With the coronavirus crisis finding new legs for itself with the delta and lambda variants, (and now “delta plus” as well), it appears as though Americans may be dealing with the repercussions of the pandemic for some time longer.
These mutations weren’t necessarily unexpected, of course, and science seems to be moving ahead with the necessary work to keep these new strains in check.
At this rate, we’ll have this thing under control again with months, unless something absolutely wild were to happen.
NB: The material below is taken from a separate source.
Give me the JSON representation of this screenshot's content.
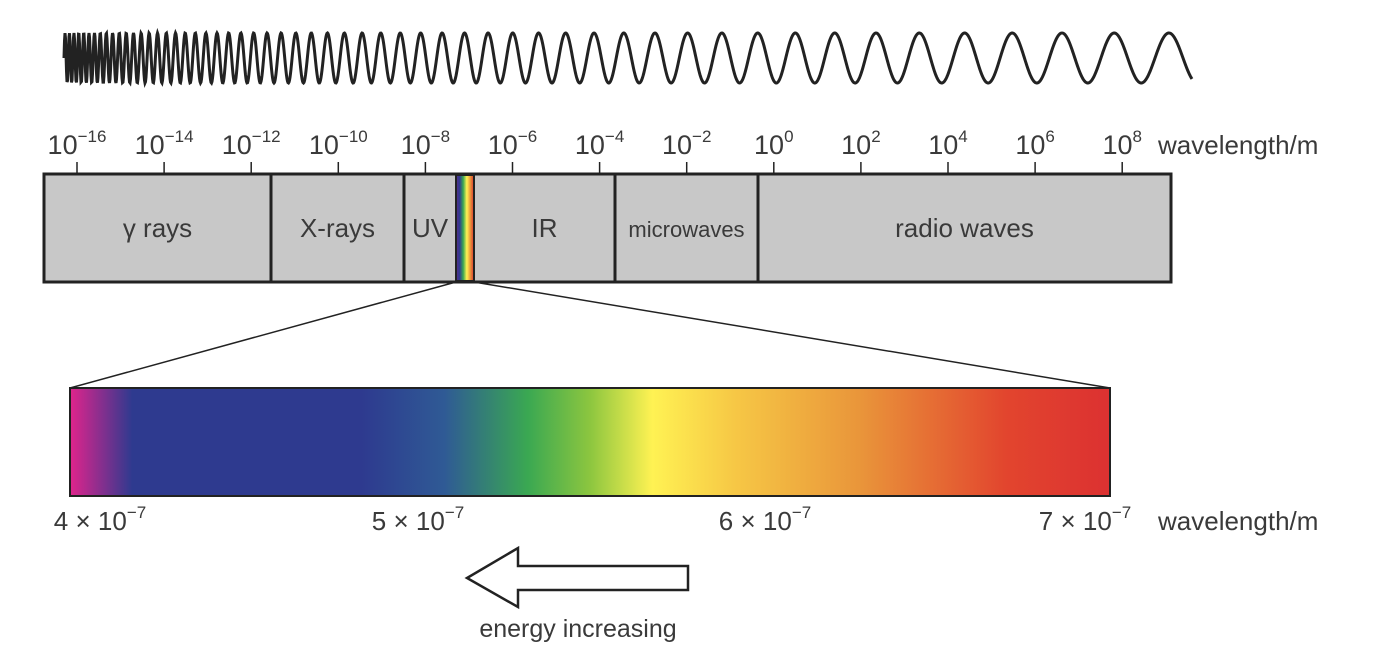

Something like finding out that the virus is now being transmitted by wild animals here in the United States.
White-tailed deer, a species found in every U.S. state except Alaska, appear to be contracting the coronavirus in the wild, according to the first study to search for evidence of an outbreak in wild deer.
Researchers with the U.S. Department of Agriculture (USDA) analyzed blood samples from more than 600 deer in Michigan, Illinois, New York, and Pennsylvania over the past decade, and they discovered that 40 percent of the 152 wild deer tested from January through March 2021 had antibodies to SARS-CoV-2, the virus that causes COVID-19.
Another three deer from January 2020 also had antibodies.
And there is no way to tell a sick deer from a healthy deer without testing.
Their presence means that deer likely had encountered the virus and then fought it off. The animals didn’t appear sick, so they probably had asymptomatic infections, the agency says. Roughly 30 million white-tailed deer live in the U.S.
And while this does appear to be an alarming development, scientists are in agreement that the risk of transmission from deer to humans is rather low.